How It Ends

How It Ends
How It Ends
Genre: Dramedy
Dir: Z. Lister-Jones / Daryl Wein
Release Year: 2021
Runtime: 1h 22min

The COVID pandemic changed a lot of things. Including film and TV production. You know, lots of shots of a couple people in a room sitting six feet apart. Or a couple people strolling by a secluded lake, also six feet apart. How It Ends takes all of this to its logical conclusion and shows its hand. Or the sausage. Or whatever the term is for exposing the filming limitations by making it part of the experience. But instead of everyone wearing paper masks and sequestering, a meteor is on its way to destroy the Earth in 24 hours. I suppose it’s like a way more comedic Melancholia. Though the background of Los Angeles also affords our random characters some hipster-y pathos as well.

We’ve been re-watching New Girl, and as we entered its Zoe Lister-Jones phase, it made me kind of seek out some other stuff she’s made. She’s funny and specific. Kind of like America’s Phoebe Waller-Bridge. She is the co-writer and director on this movie, along with her now ex-ish-husband, Daryl Wein. I’d hate to think it was this movie that drove them to it, but Hollywood is rough. But the setup is pretty simple. Lister-Jones’ character, Liza, walks around empty LA streets with an avatar of her younger self (Cailee Spaeny) in tow interacting with family, friends, neighbors and strangers as they await the world-ending meteor to crush the Earth. Because of the pressure — or whatever is going on — people are able to see and interact with her younger-self avatar in the same way Liza is able to. You know, to talk about regrets, dreams unfulfilled, smarter approaches to dealing with parental disappointment, etc.
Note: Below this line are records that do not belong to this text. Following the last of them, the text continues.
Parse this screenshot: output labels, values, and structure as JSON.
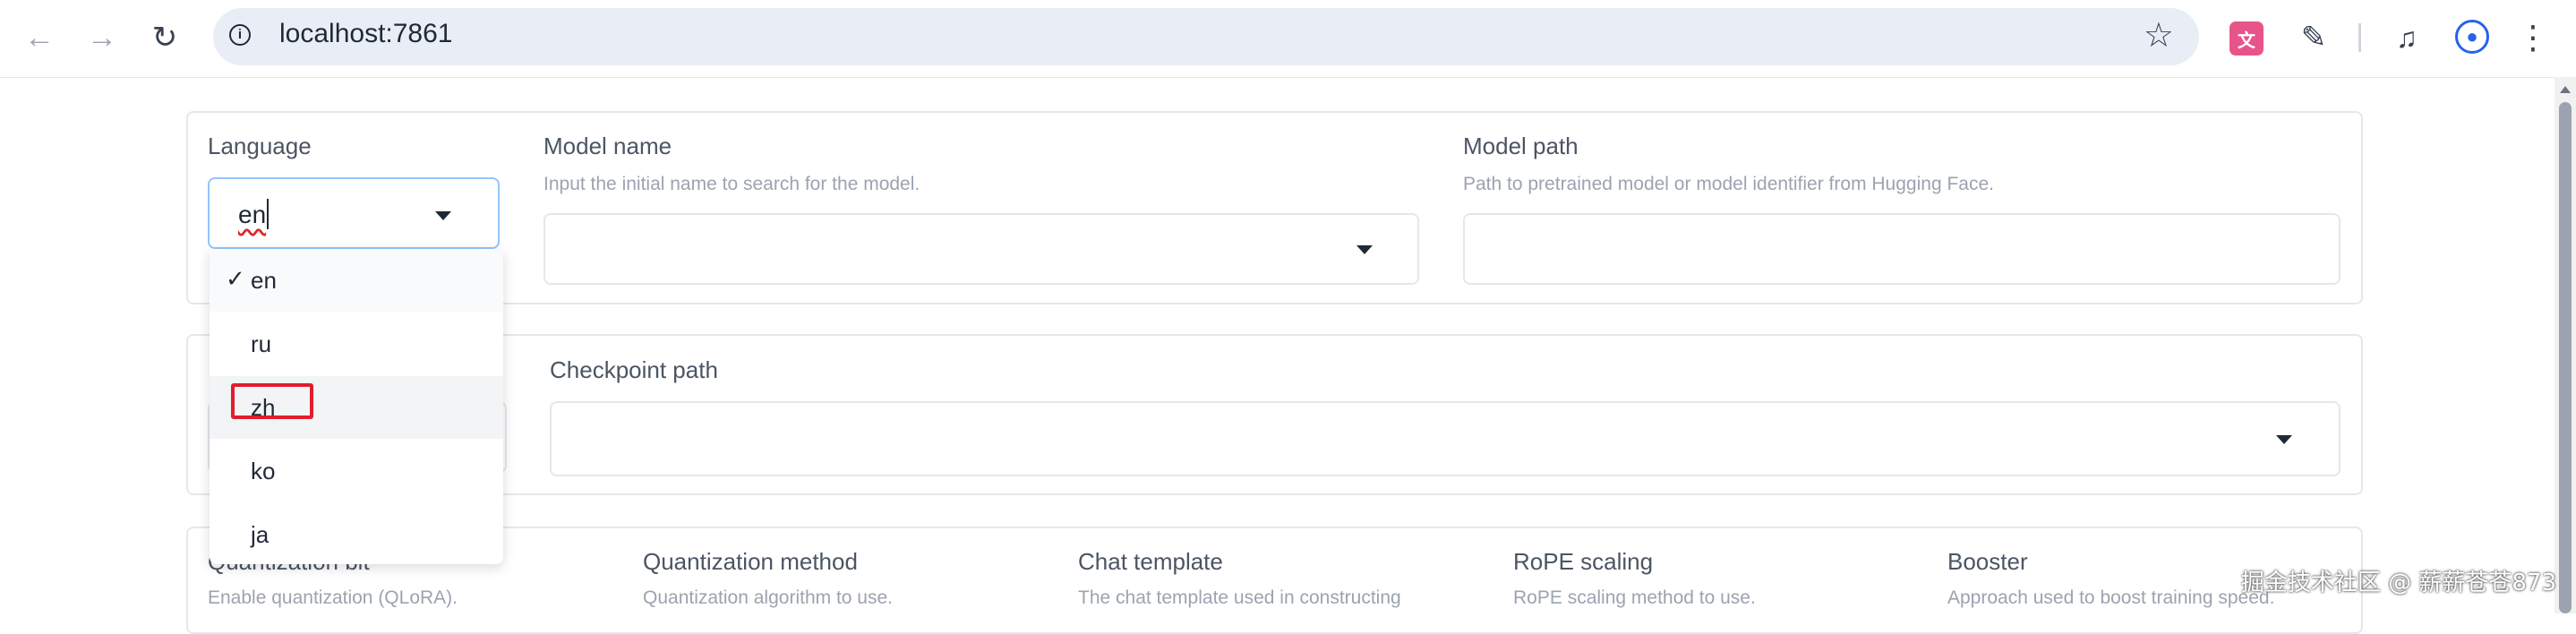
{
  "browser": {
    "url": "localhost:7861",
    "icons": {
      "back": "arrow-left-icon",
      "forward": "arrow-right-icon",
      "reload": "reload-icon",
      "site_info": "info-icon",
      "bookmark": "star-icon",
      "translate": "translate-extension-icon",
      "extensions": "puzzle-icon",
      "media": "media-control-icon",
      "profile": "profile-icon",
      "menu": "kebab-menu-icon"
    }
  },
  "row1": {
    "language_label": "Language",
    "language_value": "en",
    "model_name_label": "Model name",
    "model_name_hint": "Input the initial name to search for the model.",
    "model_path_label": "Model path",
    "model_path_hint": "Path to pretrained model or model identifier from Hugging Face."
  },
  "language_dropdown": {
    "selected": "en",
    "options": [
      "en",
      "ru",
      "zh",
      "ko",
      "ja"
    ],
    "highlighted": "zh"
  },
  "row2": {
    "checkpoint_label": "Checkpoint path"
  },
  "row3": {
    "columns": [
      {
        "label": "Quantization bit",
        "hint": "Enable quantization (QLoRA)."
      },
      {
        "label": "Quantization method",
        "hint": "Quantization algorithm to use."
      },
      {
        "label": "Chat template",
        "hint": "The chat template used in constructing"
      },
      {
        "label": "RoPE scaling",
        "hint": "RoPE scaling method to use."
      },
      {
        "label": "Booster",
        "hint": "Approach used to boost training speed."
      }
    ]
  },
  "watermark": "掘金技术社区 @ 薪薪苍苍873",
  "colors": {
    "focus_border": "#93c5fd",
    "highlight_box": "#e11d2e",
    "translate_ext": "#e8548a",
    "profile": "#2563eb"
  }
}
The person you were before all the shit weighed you down.

To say there is much more than this overarching framework and a resulting series of short vignettes of Lister-Jones and Spaeny hanging with famous and semi-famous actors would be to exaggerate the concept. The short runtime felt more like the result of the number of participants she could find and the number of minutes they were willing to emerge from their homes and risk exposure to a virus we didn’t quite understand at the time. Some of the discussions are random. Some are pointed. Some are nonsensical. But the dynamic of having the two women (who are actually one woman’s brain) walk the neighborhood, stopping to debate the past and the very, very limited future is where the crux of the story lies. If we, at the end of the world, could have a convo with our younger selves and understand how to get rid of regret, put aside pettiness and move forward from excuses that were holding us back, we’d all head into oblivion in a better place. And, of course, if we could chat with a bunch of folks to confirm all of this, it would be even better.

There is certainly a serendipitous feeling about the film. I wouldn’t say it was exactly similar to something like After Hours, or even the meandering character hand-offs of Slacker, but the kind of strung-together wandering of our main character wasn’t dissimilar. The difference, of course, is that she has no particular place to be (except an end-of-the-world-party that she hems and haws about attending) and nobody joins her on her journey. Because COVID. Watching Lister-Jones hoof it through the hills of Los Angeles in her heels is kind of funny. And Spaeny does a great job of mirroring her nebbishy thing, but has this bizarro way she walks that I thought only I noticed until Lister-Jone’s character actually comments on it. Which means she’s basically commenting on her own weird shambling walk as a teenager. Spaeny is a chameleon, never really looking the same in anything I’ve seen her in — including playing a male character in the awesomely weird Devs. And somehow not looking completely ridiculous as a young Lister-Jones, despite the two not looking at all alike in real life. And the fact Spaeny is 4’11” and Lister-Jones 5’3″. The odds she’d grow that much between her later teen years and her adult self is doubtful, but I’m hardly going to nit-pick that bit of casting. Because they’re both terrific. And while it’s fun to see people like Bradley Whitford, Colin Hanks and Helen Hunt show up, the movie really balances on the two leads pulling off what amounts to a two-hander.

I wouldn’t say the movie is hysterical. It’s amusing and sometimes a little insightful. I mean Fred Armisen shows up to do his Fred Armisen thing — which is a thing I rarely find funny — but otherwise folks keep it pretty low-key goofy and/or hipster chill. Especially with the end of the world nigh. They certainly go for an emotional crescendo, but make sure it doesn’t tip over into melodrama or Streep-level sobbing. I think it’s meant to be a little bit experimental, a little bit cathartic and a little bit fun. And, if you think about it that way, it’s a pretty successful little project. It’s not too heavy, but brings up what amounts to a positive letting go in a time where letting go is almost an impossible task to pull off.